US February retail sales falter; inflation creeping higher

WASHINGTON: US retail sales fell for a third straight month in February as households cut back on purchases of motor vehicles and other big-ticket items, prompting analysts to downgrade their first-quarter economic growth forecasts. Despite signs of cooling in consumer spending, inflation pressures are steadily building, which should allow the Federal Reserve to raise interest rates next week. Other data on Wednesday showed underlying producer prices rose solidly in February, driven by strong gains in the cost of services such as hotel accommodation, airline fares and hospital inpatient care.
The sustained decline in retail sales is surprising as consumer confidence is at a more than 17-year high in the wake of a $15 trillion income tax cut package and a labour market that continues to churn out jobs. Economists said consumers boosted spending in the fourth quarter in anticipation of the lower taxes.
The Commerce Department said retail sales slipped 0.1 per cent last month. January data was revised to show sales dipping 0.1 per cent instead of falling 0.3 per cent as previously reported. It was the first time since April 2012 that retail sales have declined for three straight months.
Economists polled by Reuters had forecast retail sales rising 0.3 per cent in February. Retail sales in February increased 4.0 per cent from a year ago.
Excluding automobiles, gasoline, building materials and food services, retail sales edged up 0.1 per cent last month after being unchanged in January. These so-called core retail sales correspond most closely with the consumer spending component of gross domestic product. As a result of the weak core retail sales at the start of the year, economists lowered their first-quarter GDP growth estimates. The Atlanta Fed slashed its forecast to a 1.9 per cent annualised rate from a 2.5 per cent pace.
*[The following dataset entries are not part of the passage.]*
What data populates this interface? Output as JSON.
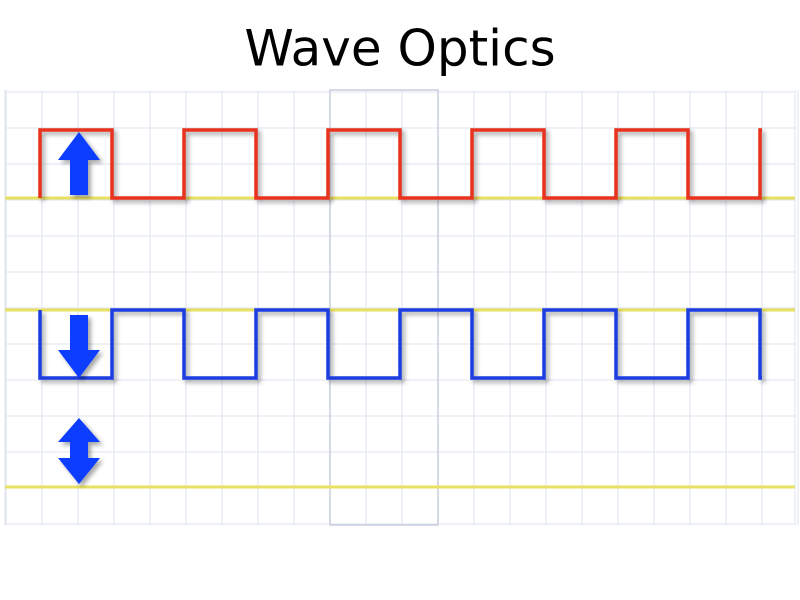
{
  "title": "Wave Optics"
}
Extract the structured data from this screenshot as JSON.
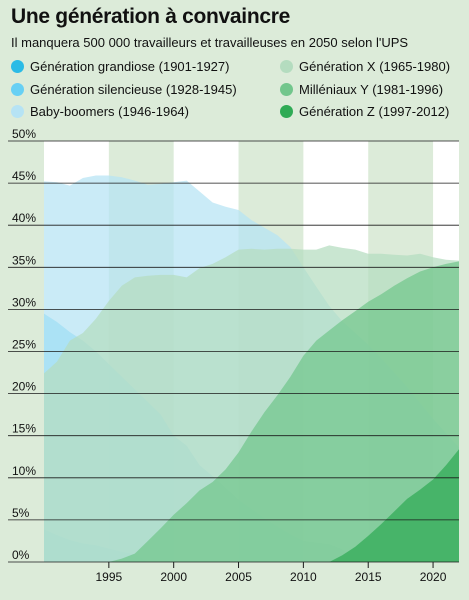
{
  "chart_data": {
    "type": "area",
    "title": "Une génération à convaincre",
    "subtitle": "Il manquera 500 000 travailleurs et travailleuses en 2050 selon l'UPS",
    "xlabel": "",
    "ylabel": "",
    "xlim": [
      1990,
      2022
    ],
    "ylim": [
      0,
      50
    ],
    "y_unit": "%",
    "x_ticks": [
      1995,
      2000,
      2005,
      2010,
      2015,
      2020
    ],
    "y_ticks": [
      0,
      5,
      10,
      15,
      20,
      25,
      30,
      35,
      40,
      45,
      50
    ],
    "grid": "horizontal lines",
    "legend_position": "top",
    "series": [
      {
        "name": "Génération grandiose (1901-1927)",
        "color": "#2bbbe6",
        "x": [
          1990,
          1991,
          1992,
          1993,
          1994,
          1995,
          1996,
          1997,
          1998
        ],
        "values": [
          3.9,
          3.2,
          2.6,
          2.2,
          2.0,
          1.6,
          1.2,
          0.9,
          0.0
        ]
      },
      {
        "name": "Génération silencieuse (1928-1945)",
        "color": "#67d0f4",
        "x": [
          1990,
          1991,
          1992,
          1993,
          1994,
          1995,
          1996,
          1997,
          1998,
          1999,
          2000,
          2001,
          2002,
          2003,
          2004,
          2005,
          2006,
          2007,
          2008,
          2009,
          2010,
          2011,
          2012,
          2013,
          2014
        ],
        "values": [
          29.5,
          28.5,
          27.3,
          26.3,
          25.0,
          23.5,
          22.0,
          20.5,
          19.0,
          17.5,
          15.0,
          13.8,
          11.5,
          10.2,
          8.8,
          7.4,
          6.3,
          5.2,
          4.2,
          3.3,
          2.5,
          2.3,
          2.1,
          1.5,
          0.0
        ]
      },
      {
        "name": "Baby-boomers (1946-1964)",
        "color": "#b6e3f4",
        "x": [
          1990,
          1991,
          1992,
          1993,
          1994,
          1995,
          1996,
          1997,
          1998,
          1999,
          2000,
          2001,
          2002,
          2003,
          2004,
          2005,
          2006,
          2007,
          2008,
          2009,
          2010,
          2011,
          2012,
          2013,
          2014,
          2015,
          2016,
          2017,
          2018,
          2019,
          2020,
          2021,
          2022
        ],
        "values": [
          45.2,
          45.1,
          44.7,
          45.6,
          45.9,
          45.9,
          45.7,
          45.3,
          44.8,
          44.9,
          45.1,
          45.3,
          44.0,
          42.7,
          42.2,
          41.8,
          40.6,
          39.7,
          38.8,
          37.4,
          35.0,
          32.7,
          30.4,
          28.6,
          27.2,
          25.8,
          24.2,
          22.5,
          20.8,
          18.9,
          17.0,
          15.3,
          13.6
        ]
      },
      {
        "name": "Génération X (1965-1980)",
        "color": "#b4dcbf",
        "x": [
          1990,
          1991,
          1992,
          1993,
          1994,
          1995,
          1996,
          1997,
          1998,
          1999,
          2000,
          2001,
          2002,
          2003,
          2004,
          2005,
          2006,
          2007,
          2008,
          2009,
          2010,
          2011,
          2012,
          2013,
          2014,
          2015,
          2016,
          2017,
          2018,
          2019,
          2020,
          2021,
          2022
        ],
        "values": [
          22.4,
          23.8,
          26.3,
          27.2,
          28.9,
          31.0,
          32.8,
          33.8,
          34.0,
          34.1,
          34.1,
          33.8,
          34.9,
          35.4,
          36.2,
          37.1,
          37.2,
          37.1,
          37.2,
          37.2,
          37.1,
          37.1,
          37.6,
          37.3,
          37.1,
          36.6,
          36.6,
          36.5,
          36.4,
          36.6,
          36.2,
          35.9,
          35.8
        ]
      },
      {
        "name": "Milléniaux Y (1981-1996)",
        "color": "#72c68c",
        "x": [
          1995,
          1996,
          1997,
          1998,
          1999,
          2000,
          2001,
          2002,
          2003,
          2004,
          2005,
          2006,
          2007,
          2008,
          2009,
          2010,
          2011,
          2012,
          2013,
          2014,
          2015,
          2016,
          2017,
          2018,
          2019,
          2020,
          2021,
          2022
        ],
        "values": [
          0.0,
          0.4,
          1.0,
          2.5,
          4.0,
          5.6,
          7.0,
          8.5,
          9.5,
          11.0,
          13.0,
          15.5,
          17.8,
          19.8,
          22.0,
          24.5,
          26.3,
          27.5,
          28.7,
          29.8,
          30.9,
          31.8,
          32.8,
          33.7,
          34.5,
          35.0,
          35.4,
          35.7
        ]
      },
      {
        "name": "Génération Z (1997-2012)",
        "color": "#2fab55",
        "x": [
          2011,
          2012,
          2013,
          2014,
          2015,
          2016,
          2017,
          2018,
          2019,
          2020,
          2021,
          2022
        ],
        "values": [
          0.0,
          0.0,
          0.8,
          1.8,
          3.1,
          4.5,
          6.0,
          7.5,
          8.6,
          9.8,
          11.5,
          13.4
        ]
      }
    ]
  }
}
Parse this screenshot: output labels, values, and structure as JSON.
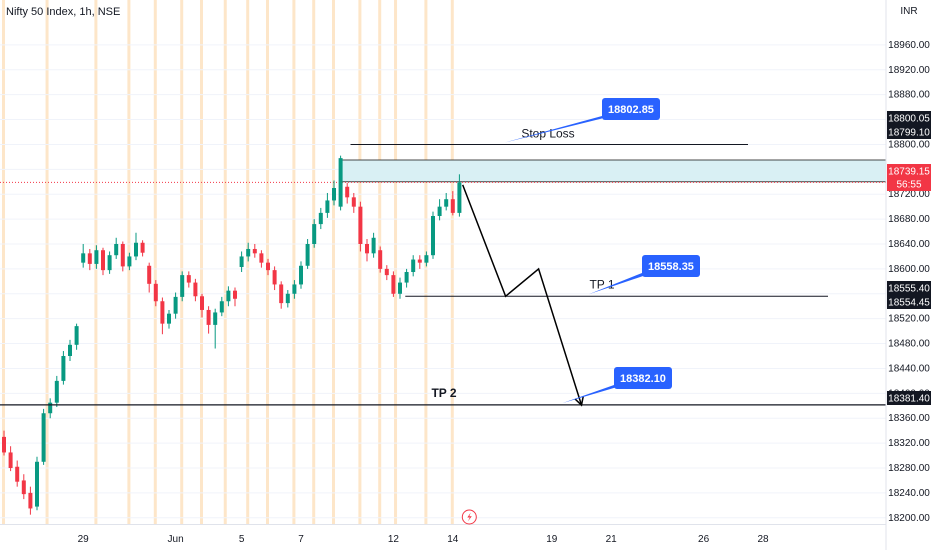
{
  "header": {
    "title": "Nifty 50 Index, 1h, NSE"
  },
  "currency": "INR",
  "colors": {
    "up": "#089981",
    "down": "#f23645",
    "accent": "#2962ff",
    "session_band": "#fde6c9",
    "zone": "#d9f0f4",
    "line": "#131722"
  },
  "chart_data": {
    "type": "candlestick",
    "ylim": [
      18190,
      19000
    ],
    "y_ticks": [
      18200,
      18240,
      18280,
      18320,
      18360,
      18400,
      18440,
      18480,
      18520,
      18560,
      18600,
      18640,
      18680,
      18720,
      18760,
      18800,
      18840,
      18880,
      18920,
      18960
    ],
    "y_tick_labels": [
      "18200.00",
      "18240.00",
      "18280.00",
      "18320.00",
      "18360.00",
      "18400.00",
      "18440.00",
      "18480.00",
      "18520.00",
      "18560.00",
      "18600.00",
      "18640.00",
      "18680.00",
      "18720.00",
      "18760.00",
      "18800.00",
      "18840.00",
      "18880.00",
      "18920.00",
      "18960.00"
    ],
    "x_labels": [
      {
        "label": "29",
        "slot": 12
      },
      {
        "label": "Jun",
        "slot": 26
      },
      {
        "label": "5",
        "slot": 36
      },
      {
        "label": "7",
        "slot": 45
      },
      {
        "label": "12",
        "slot": 59
      },
      {
        "label": "14",
        "slot": 68
      },
      {
        "label": "19",
        "slot": 83
      },
      {
        "label": "21",
        "slot": 92
      },
      {
        "label": "26",
        "slot": 106
      },
      {
        "label": "28",
        "slot": 115
      }
    ],
    "session_slots": [
      0,
      6.6,
      14,
      19,
      23,
      27,
      30,
      33.6,
      37,
      40,
      44,
      47,
      50,
      54,
      57,
      59.4,
      64,
      68
    ],
    "candles": [
      [
        18330,
        18305,
        18340,
        18300
      ],
      [
        18305,
        18280,
        18315,
        18275
      ],
      [
        18282,
        18258,
        18292,
        18250
      ],
      [
        18260,
        18238,
        18270,
        18230
      ],
      [
        18240,
        18215,
        18250,
        18205
      ],
      [
        18218,
        18290,
        18298,
        18212
      ],
      [
        18290,
        18368,
        18375,
        18285
      ],
      [
        18368,
        18385,
        18392,
        18360
      ],
      [
        18385,
        18420,
        18428,
        18378
      ],
      [
        18420,
        18460,
        18468,
        18414
      ],
      [
        18460,
        18478,
        18486,
        18452
      ],
      [
        18478,
        18508,
        18512,
        18470
      ],
      [
        18610,
        18625,
        18640,
        18602
      ],
      [
        18625,
        18608,
        18632,
        18598
      ],
      [
        18608,
        18630,
        18638,
        18600
      ],
      [
        18630,
        18598,
        18634,
        18590
      ],
      [
        18598,
        18622,
        18628,
        18592
      ],
      [
        18622,
        18640,
        18650,
        18616
      ],
      [
        18640,
        18604,
        18644,
        18596
      ],
      [
        18604,
        18620,
        18626,
        18598
      ],
      [
        18620,
        18642,
        18658,
        18614
      ],
      [
        18642,
        18626,
        18646,
        18620
      ],
      [
        18605,
        18576,
        18610,
        18562
      ],
      [
        18576,
        18548,
        18582,
        18540
      ],
      [
        18548,
        18512,
        18554,
        18495
      ],
      [
        18512,
        18528,
        18534,
        18504
      ],
      [
        18528,
        18555,
        18562,
        18520
      ],
      [
        18555,
        18590,
        18596,
        18548
      ],
      [
        18590,
        18578,
        18596,
        18570
      ],
      [
        18578,
        18556,
        18584,
        18548
      ],
      [
        18556,
        18534,
        18560,
        18522
      ],
      [
        18534,
        18510,
        18540,
        18496
      ],
      [
        18510,
        18530,
        18536,
        18472
      ],
      [
        18530,
        18548,
        18555,
        18524
      ],
      [
        18548,
        18565,
        18572,
        18540
      ],
      [
        18565,
        18552,
        18570,
        18540
      ],
      [
        18603,
        18620,
        18628,
        18595
      ],
      [
        18620,
        18632,
        18642,
        18612
      ],
      [
        18632,
        18625,
        18640,
        18618
      ],
      [
        18625,
        18610,
        18630,
        18602
      ],
      [
        18610,
        18598,
        18616,
        18590
      ],
      [
        18598,
        18575,
        18604,
        18566
      ],
      [
        18575,
        18545,
        18580,
        18536
      ],
      [
        18545,
        18560,
        18566,
        18538
      ],
      [
        18560,
        18575,
        18582,
        18552
      ],
      [
        18575,
        18605,
        18612,
        18568
      ],
      [
        18605,
        18640,
        18648,
        18600
      ],
      [
        18640,
        18672,
        18680,
        18634
      ],
      [
        18672,
        18690,
        18698,
        18664
      ],
      [
        18690,
        18710,
        18722,
        18682
      ],
      [
        18710,
        18730,
        18742,
        18702
      ],
      [
        18700,
        18778,
        18782,
        18694
      ],
      [
        18732,
        18715,
        18738,
        18705
      ],
      [
        18715,
        18700,
        18722,
        18690
      ],
      [
        18700,
        18640,
        18708,
        18628
      ],
      [
        18640,
        18625,
        18648,
        18612
      ],
      [
        18625,
        18650,
        18658,
        18618
      ],
      [
        18630,
        18600,
        18636,
        18594
      ],
      [
        18600,
        18590,
        18606,
        18582
      ],
      [
        18590,
        18560,
        18596,
        18555
      ],
      [
        18560,
        18578,
        18586,
        18552
      ],
      [
        18578,
        18595,
        18600,
        18570
      ],
      [
        18595,
        18615,
        18622,
        18588
      ],
      [
        18615,
        18610,
        18622,
        18600
      ],
      [
        18610,
        18622,
        18628,
        18604
      ],
      [
        18622,
        18685,
        18692,
        18616
      ],
      [
        18685,
        18700,
        18712,
        18678
      ],
      [
        18700,
        18712,
        18722,
        18694
      ],
      [
        18712,
        18690,
        18725,
        18686
      ],
      [
        18690,
        18739,
        18752,
        18684
      ]
    ]
  },
  "levels": {
    "stop_loss_label": "Stop Loss",
    "stop_loss_value": 18800,
    "tp1_label": "TP 1",
    "tp1_value": 18556,
    "tp2_label": "TP 2",
    "tp2_value": 18381.4,
    "zone_top": 18775,
    "zone_bottom": 18740
  },
  "price_tags": [
    {
      "text": "18802.85",
      "anchor_slot": 75,
      "anchor_price": 18800
    },
    {
      "text": "18558.35",
      "anchor_slot": 88,
      "anchor_price": 18556
    },
    {
      "text": "18382.10",
      "anchor_slot": 84,
      "anchor_price": 18381
    }
  ],
  "path_points": [
    {
      "slot": 69.5,
      "price": 18735
    },
    {
      "slot": 76,
      "price": 18556
    },
    {
      "slot": 81,
      "price": 18600
    },
    {
      "slot": 87.5,
      "price": 18381
    }
  ],
  "axis_badges": [
    {
      "text": "18800.05",
      "price": 18800.05,
      "style": "dark"
    },
    {
      "text": "18799.10",
      "price": 18799.1,
      "style": "dark"
    },
    {
      "text": "18739.15",
      "price": 18739.15,
      "style": "red"
    },
    {
      "text": "56:55",
      "price": 18739.15,
      "style": "red-sub"
    },
    {
      "text": "18555.40",
      "price": 18555.4,
      "style": "dark"
    },
    {
      "text": "18554.45",
      "price": 18554.45,
      "style": "dark"
    },
    {
      "text": "18381.40",
      "price": 18381.4,
      "style": "dark"
    }
  ],
  "flash_icon": "lightning-icon"
}
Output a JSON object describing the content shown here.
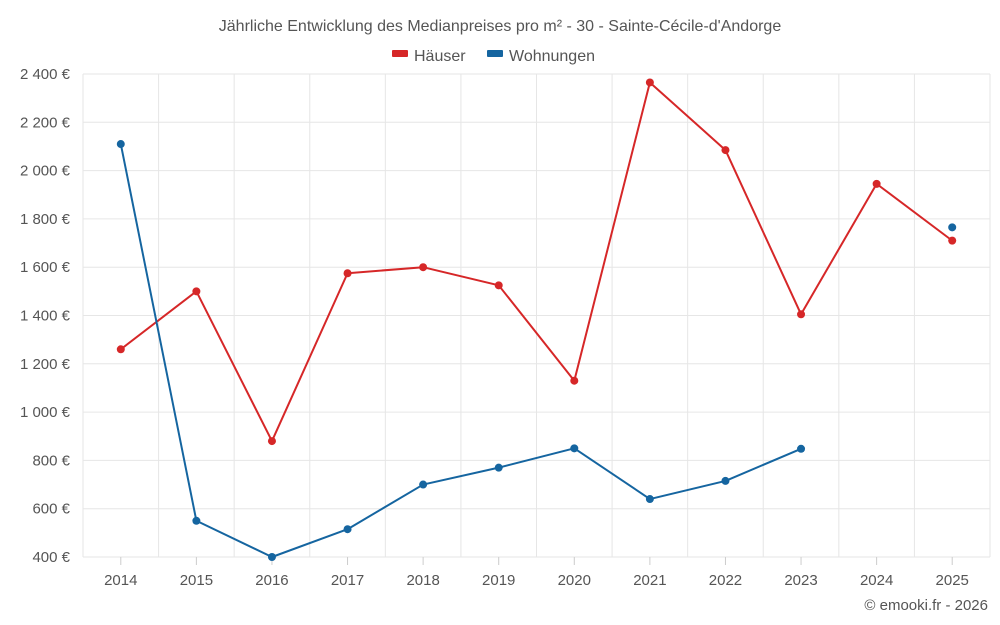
{
  "chart_data": {
    "type": "line",
    "title": "Jährliche Entwicklung des Medianpreises pro m² - 30 - Sainte-Cécile-d'Andorge",
    "categories": [
      "2014",
      "2015",
      "2016",
      "2017",
      "2018",
      "2019",
      "2020",
      "2021",
      "2022",
      "2023",
      "2024",
      "2025"
    ],
    "series": [
      {
        "name": "Häuser",
        "color": "#d62728",
        "values": [
          1260,
          1500,
          880,
          1575,
          1600,
          1525,
          1130,
          2365,
          2085,
          1405,
          1945,
          1710
        ]
      },
      {
        "name": "Wohnungen",
        "color": "#1565a0",
        "values": [
          2110,
          550,
          400,
          515,
          700,
          770,
          850,
          640,
          715,
          848,
          null,
          1765
        ]
      }
    ],
    "ylim": [
      400,
      2400
    ],
    "yticks": [
      400,
      600,
      800,
      1000,
      1200,
      1400,
      1600,
      1800,
      2000,
      2200,
      2400
    ],
    "ytick_labels": [
      "400 €",
      "600 €",
      "800 €",
      "1 000 €",
      "1 200 €",
      "1 400 €",
      "1 600 €",
      "1 800 €",
      "2 000 €",
      "2 200 €",
      "2 400 €"
    ],
    "xlabel": "",
    "ylabel": "",
    "grid": true,
    "legend_position": "top-center"
  },
  "credit": "© emooki.fr - 2026"
}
Data forecasting firm Macroeconomic Advisers cut its estimate by four-tenths of a percentage point to a 1.7 per cent rate, also taking into account revisions to January retail inventory data.
The economy grew at a 2.5 per cent pace in the fourth quarter, the government reported last month. But revisions to December data on construction spending, factory orders and inventories have suggested the fourth-quarter growth estimate could be raised to a 3.1 per cent pace. The government will publish its third estimate for fourth-quarter GDP growth later this month.
In a separate report, the Labour Department said a key measure of underlying producer price pressures that excludes food, energy and trade services rose 0.4 per cent last month, matching January’s gain.
That boosted the year-on-year increase in the so-called core PPI to 2.7 per cent, the biggest gain since August 2014, from 2.5 per cent in January.